4. Sixty percent of the county’s population works in the county. Ten percent work elsewhere in Maryland and thirty percent work outside the state. That means four in ten Montgomery residents cross the county line every day to work and would be better off if more jobs were available closer to home.

The MCCF’s outlook representing mostly white, long-time homeowners who are close to or past retirement age no longer matches most of Montgomery County. Even as MCCF is not changing, the rest of the county is changing without it. Many neighborhoods are turning over rapidly as retirees are replaced by young people with kids. This new generation is increasingly active in politics and in civic affairs, occasionally revitalizing inactive civic associations. To the extent that they have an evolving agenda, it focuses on job creation, schools and smart growth rather than stopping development.
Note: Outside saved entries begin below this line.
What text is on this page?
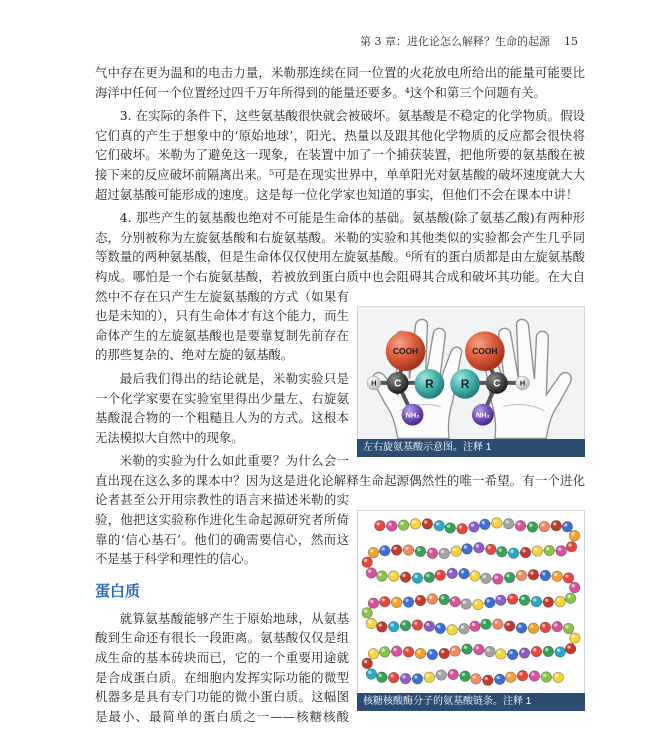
第 3 章：进化论怎么解释？生命的起源 15
COOH
C R
H
NH₂
COOH
C
R	H
NH₂
左右旋氨基酸示意图。注释 1
核糖核酸酶分子的氨基酸链条。注释 1

气中存在更为温和的电击力量，米勒那连续在同一位置的火花放电所给出的能量可能要比海洋中任何一个位置经过四千万年所得到的能量还要多。⁴这个和第三个问题有关。

3. 在实际的条件下，这些氨基酸很快就会被破坏。氨基酸是不稳定的化学物质。假设它们真的产生于想象中的‘原始地球’，阳光、热量以及跟其他化学物质的反应都会很快将它们破坏。米勒为了避免这一现象，在装置中加了一个捕获装置，把他所要的氨基酸在被接下来的反应破坏前隔离出来。⁵可是在现实世界中，单单阳光对氨基酸的破坏速度就大大超过氨基酸可能形成的速度。这是每一位化学家也知道的事实，但他们不会在课本中讲！

4. 那些产生的氨基酸也绝对不可能是生命体的基础。氨基酸(除了氨基乙酸)有两种形态，分别被称为左旋氨基酸和右旋氨基酸。米勒的实验和其他类似的实验都会产生几乎同等数量的两种氨基酸，但是生命体仅仅使用左旋氨基酸。⁶所有的蛋白质都是由左旋氨基酸构成。哪怕是一个右旋氨基酸，若被放到蛋白质中也会阻碍其合成和破坏其功能。在大自然中不存在只产生左旋氨基酸的方式（如果有也是未知的），只有生命体才有这个能力，而生命体产生的左旋氨基酸也是要靠复制先前存在的那些复杂的、绝对左旋的氨基酸。

最后我们得出的结论就是，米勒实验只是一个化学家要在实验室里得出少量左、右旋氨基酸混合物的一个粗糙且人为的方式。这根本无法模拟大自然中的现象。

米勒的实验为什么如此重要？为什么会一直出现在这么多的课本中？因为这是进化论解释生命起源偶然性的唯一希望。有一个进化论者甚至公开用宗教性的语言来描述米勒的实验，他把这实验称作进化生命起源研究者所倚靠的‘信心基石’。他们的确需要信心，然而这不是基于科学和理性的信心。

蛋白质

就算氨基酸能够产生于原始地球，从氨基酸到生命还有很长一段距离。氨基酸仅仅是组成生命的基本砖块而已，它的一个重要用途就是合成蛋白质。在细胞内发挥实际功能的微型机器多是具有专门功能的微小蛋白质。这幅图是最小、最简单的蛋白质之一——核糖核酸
These trends are starting to have a significant impact on the civic community. Consider these three recent events.

1. The three leading candidates in the 2009 District 4 special election were Board of Education Member Nancy Navarro, District 19 Delegate Ben Kramer and former MCCF President Cary Lamari. The district had been served since 1990 by Marilyn and Don Praisner, whose priorities closely matched those of MCCF and Neighborspac, and was home to a fair number of MCCF activists (like Stuart Rochester). Lamari was a civic veteran and an ally to the Praisner family, but was only able to get 8% of the vote in the Democratic primary. Navarro, who benefitted from the district’s changing demographics, barely edged out Kramer, a developer whose ilk was long opposed by traditional civic activists. Both received five times Lamari’s vote total.

2. The East County Citizens Advisory Board recently wrote to the County Council expressing concerns about the Gaithersburg West Master Plan. They did not do so out of reflexive opposition to new density. Rather, their argument was that East County needed more jobs and they worried that the Gaithersburg West plan would concentrate too many of them in the I-270 corridor. Here is a citizens group crying out for more development, not less. See the letter below.


3. MCCF opposed the White Flint Sector Plan, which would concentrate development around the White Flint Metro Station. But the Randolph Civic Association (RCA), which represents some of the neighborhoods to the east of the plan area and contains a significant number of younger residents, supported much of the plan. Delegates from RCA attended an MCCF meeting to explain their position and were met with great skepticism by the audience. RCA then dropped out of MCCF, sending a blunt letter that said in part:

The MCCF operates in a manner that fails to provide solutions or constructive alternatives to the problems of this county. Saying “NO” to everything is not a sustainable position… The MCCF is no longer representative of Montgomery County citizens. After attending an MCCF meeting it was quickly apparent that the delegates in attendance are not a reflection of Montgomery County. Montgomery County is a thriving, diverse county with many young families and young professionals. MCCF does not embody this.

We print the letter in full below.


RCA’s thirty-something leadership is exactly what MCCF needs to revitalize its organization. But new residents who belong to a younger generation with different priorities will not buy into some elements of MCCF’s anti-development ideology.

Any organization that has been around for decades eventually faces a moment when it must change or die. For the Montgomery County Civic Federation, that moment is now.